We’d made plans in the Before, and even into 2020. My husband, a Black professor who’d done all the right things, would get tenure at UVA. My husband, who was a Black professor, would be denied tenure at UVA as Americans started to drown in hospitals.

Continue reading: I’m a Black Woman Who’s Met All the Standards for Promotion. I’m Not Waiting to Reward Myself

The group wrote and interviewed articles. We also called Black friends at high levels, people who were already aware of the galaxies. My family enjoyed hand-scooped salt caramel icecream sandwiched between perfectly shaped snickerdoodles. Neighbors, friends from church, and colleagues all signed petitions. The fruit of a small business out of Michigan became a way for people to say, “I see you” and “This is wrong.” The dean called in July. We won the tenure battle, but we’d lost so much in the process.

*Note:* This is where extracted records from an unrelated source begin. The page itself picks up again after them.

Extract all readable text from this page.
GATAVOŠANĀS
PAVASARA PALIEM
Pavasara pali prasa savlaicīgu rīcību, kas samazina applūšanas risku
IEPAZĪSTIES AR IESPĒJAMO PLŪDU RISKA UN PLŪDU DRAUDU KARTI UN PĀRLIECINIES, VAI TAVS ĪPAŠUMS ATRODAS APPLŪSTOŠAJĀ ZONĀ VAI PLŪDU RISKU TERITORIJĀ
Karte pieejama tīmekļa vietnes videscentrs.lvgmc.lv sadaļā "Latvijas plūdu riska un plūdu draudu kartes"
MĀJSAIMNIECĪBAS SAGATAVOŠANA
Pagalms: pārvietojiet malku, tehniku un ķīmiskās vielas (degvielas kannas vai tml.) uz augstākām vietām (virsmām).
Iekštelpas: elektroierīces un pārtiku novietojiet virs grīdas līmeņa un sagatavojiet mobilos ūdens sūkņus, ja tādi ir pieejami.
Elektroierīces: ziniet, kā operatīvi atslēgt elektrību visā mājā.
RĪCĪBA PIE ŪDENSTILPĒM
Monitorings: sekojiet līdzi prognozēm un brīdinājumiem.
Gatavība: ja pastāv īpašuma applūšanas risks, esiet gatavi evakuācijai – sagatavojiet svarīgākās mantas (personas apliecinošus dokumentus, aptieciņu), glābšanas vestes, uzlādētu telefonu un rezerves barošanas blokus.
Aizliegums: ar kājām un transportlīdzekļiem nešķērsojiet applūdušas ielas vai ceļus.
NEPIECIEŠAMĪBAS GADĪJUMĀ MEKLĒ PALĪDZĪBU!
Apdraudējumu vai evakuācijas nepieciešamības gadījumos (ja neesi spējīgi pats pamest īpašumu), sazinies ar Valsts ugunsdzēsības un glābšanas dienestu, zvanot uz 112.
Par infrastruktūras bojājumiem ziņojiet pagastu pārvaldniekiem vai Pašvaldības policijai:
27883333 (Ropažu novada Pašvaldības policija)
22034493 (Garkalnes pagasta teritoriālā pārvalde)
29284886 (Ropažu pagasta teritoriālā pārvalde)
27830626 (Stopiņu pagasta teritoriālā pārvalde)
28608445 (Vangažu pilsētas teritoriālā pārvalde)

My elective procedures had resumed by August and Lisa, my best friend and tall Strega Nona, appeared at my home days before I went into surgery. She was tall, chic, and adorned with gift-worthy ice cream sandwiches. “This should last you a couple of days,” she teased. The individual wrapped, labeled and individually wrapped cakes looked elegant with strawberry shortcake, Key lime pie and blueberry lemon flavors, as well as raspberry white chocolate and peaches and cinnamon. Is there any manna in real life? Lisa and I rarely show emotion in public, but I suspect we’re both teeming with feelings inside. Her extravagant offering was our way of having a good laugh, and she promised to keep me close no matter what.

“Should I be afraid?” that question again, this time in recovery. They’d wheeled me, wrapped in a heated, foil-like blanket to the operating room, on the three-year anniversary of the day white men tiki-torched their way across UVA’s lawn. Perhaps it was strange grace to be unable or unable grieve, or even roll my eyes at the empty platitudes. As tissues were being removed from my chest, I couldn’t help but to remain there on the hospital table. I felt a little bit helpless, despite the scary nature of surgery. “Just keep taking breaths,” the doctor said, placing a mask over my face.

Continue reading: There’s No End in Sight for COVID-19. What can we say to our kids now about COVID-19?

A team of doctors raced for my vitals and a chest radiograph. I then awoke to shock. Although the surgeons planned, I refused to be intruded. My chest was stitched with two drain holes, paste was spread across my chest, and my torso was covered in clear plastic. I was unable to control my blood pressure and felt my heart beat at 150. Sometimes it’s not a drill.

Days after I’d been discharged, I sat in a chair on our patio under the sun. My body kept me awake, even though I was unable to sleep. This happened repeatedly, every time I closed my eyes, no matter how many times it took me to fall asleep that night. Although I was ready to fall asleep, my body insisted that I stay awake. Resigned, I pulled a half-gallon of Monkey Business ice cream— a smooth banana base with flecks of chocolate and trails of thick peanut butter—from the freezer. I would be able to keep company with a gift from Penn State Creamery.

Maybe I was feeding off the excess of food that my doctor had recommended, filling in those parts of me that have been removed days earlier. Perhaps I ate more than was necessary, or maybe it wasn’t. I could not weigh it all, couldn’t calculate how much pain is worth a decreased risk, or which acts of resistance are worth death. But there, on that couch, I could have a little taste of the world’s sweetness for myself. You can now see it. In a body that is not mine, I keep a bit of what’s important to me. My world is tumbling toward danger, and I’m still enjoying the joy of it.